I do as she instructs, then glance over Melanie’s shoulder. My mother is still taking orders at her big table, but she’s also sneaking peeks at us. She doesn’t like that I’m talking to Melanie. She’s probably worried we’re having this exact conversation.

“One more thing. When you guys go out for drinks again, could you tell me your plans in advance? My mom and I have location sharing with each other, but if she forgets her phone at home or leaves it at the bar…”

“Wow, you still share your location with your mom? Wish I could get my kids to do that with me.” Melanie’s voice is warm. She’s trying to comfort me without saying sympathetic words. “Of course, I’ll let you know, hon. But…”

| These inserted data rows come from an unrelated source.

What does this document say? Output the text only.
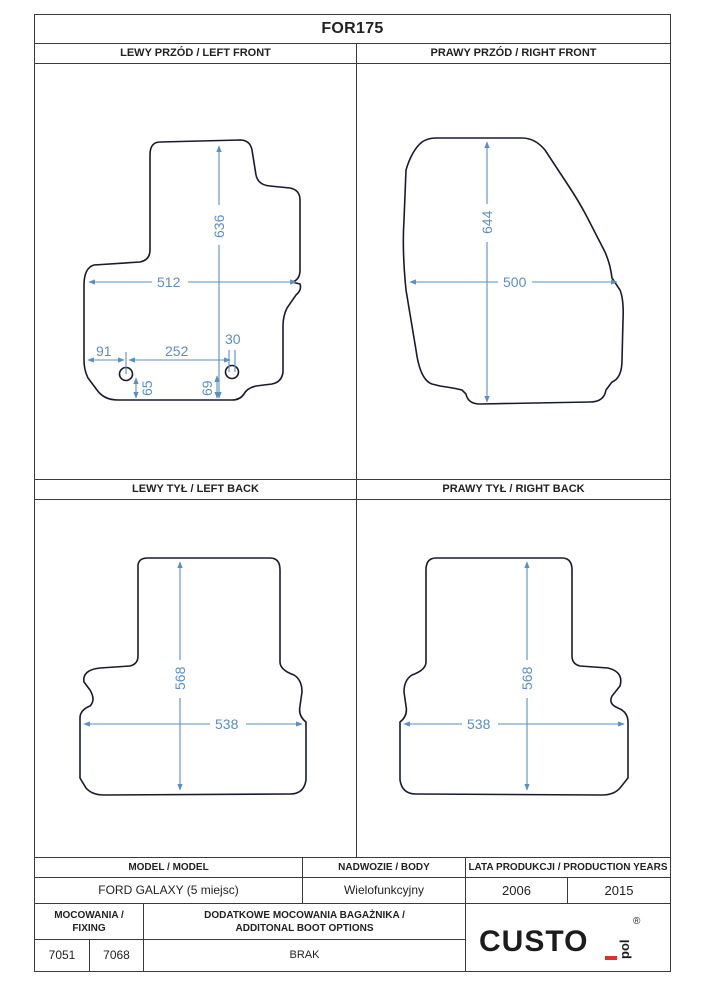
FOR175
LEWY PRZÓD / LEFT FRONT	PRAWY PRZÓD / RIGHT FRONT
LEWY TYŁ / LEFT BACK	PRAWY TYŁ / RIGHT BACK
MODEL / MODEL	NADWOZIE / BODY	LATA PRODUKCJI / PRODUCTION YEARS
FORD GALAXY (5 miejsc)	Wielofunkcyjny	2006	2015
MOCOWANIA /
FIXING
DODATKOWE MOCOWANIA BAGAŻNIKA /
ADDITONAL BOOT OPTIONS
7051	7068	BRAK	CUSTO pol
®
636
512
91	252
30
65	69
644
500
568
538
568
538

A guy at a nearby table gestures to her, making a writing motion in the air to signal he wants the check, but Melanie doesn’t acknowledge him.

She’s frowning as her eyes grow faraway.

There’s something she’s remembering. A loose thread, the genesis of an unraveling. Maybe my mother has been making mistakes, but they haven’t tallied into a pattern in Melanie’s mind until now.

I brace myself.

“I wish your mom would take me up on drinks. I’ve been trying to get her to go out for years. But she always says she’s too tired, and you’re all the company she needs.”

Melanie squeezes my shoulder and hurries off to tend to her table.

Melanie’s words were perfectly clear, but I can’t make sense of them. Melanie said she and my mother have never gone out for drinks. The blind dates my mother supposedly had—the ones she told me Melanie and her boyfriend arranged—didn’t exist. All those girls’ nights out when my mother came home late, acting tipsy, were a fabrication.

I don’t know how long I sit there, stunned, the fries growing cold on my plate. Finally, something compels me to lift my eyes.

Across the restaurant, my mother is staring at me. She’s like a statue in the midst of the swirl of the busy restaurant.

When she catches me looking, she whips around and walks toward the kitchen.

 

 

CHAPTER TWELVE

RUTH

 


Catherine told Melanie. It’s obvious.

Melanie doesn’t act any differently toward me, but I can sense the shift in her energy. I see her scan my tables, like she’s checking to make sure my customers appear happy.

Of all the people Catherine could have told, Melanie is a pretty safe one. I just hope they didn’t talk about anything more.

When lunch rush is over, I take a break and check my phone. There’s a text from Catherine: Going to catch a movie with a friend tonight. See you when I get home if you’re still up.

I pour myself a coffee and lean against the counter and sip it while I ponder her words. Catherine doesn’t have a lot of close friends. She’s a homebody, like me. And ever since she split up with that loser Ethan, she hasn’t been romantically involved with anyone.

I wonder who she’s seeing the movie with. I wonder if she’s seeing a movie at all.

Still, I’m a little relieved I don’t have to face more of her questions tonight. I want to soak my tired feet and try to clear my head.

I finish my shift and slip out the door without saying goodbye to Melanie, just in case she’s planning to intercept me with words of sympathy or support.

The Bonneville sputters when I start it. I say a little prayer until the engine catches. We’ve got nearly 150,000 miles on the car, and I’m hoping to eke out a lot more.

I sit in the parking lot, letting the engine warm up, and watch as a guy driving a red Trans Am rounds the corner and slides into the space next to me. He’s a good-looking man, about my age. But it isn’t him I’m checking out. It’s his car.

I used to love flashy muscle cars. Mustangs, Camaros, Chevelles—and my favorite, the Corvette.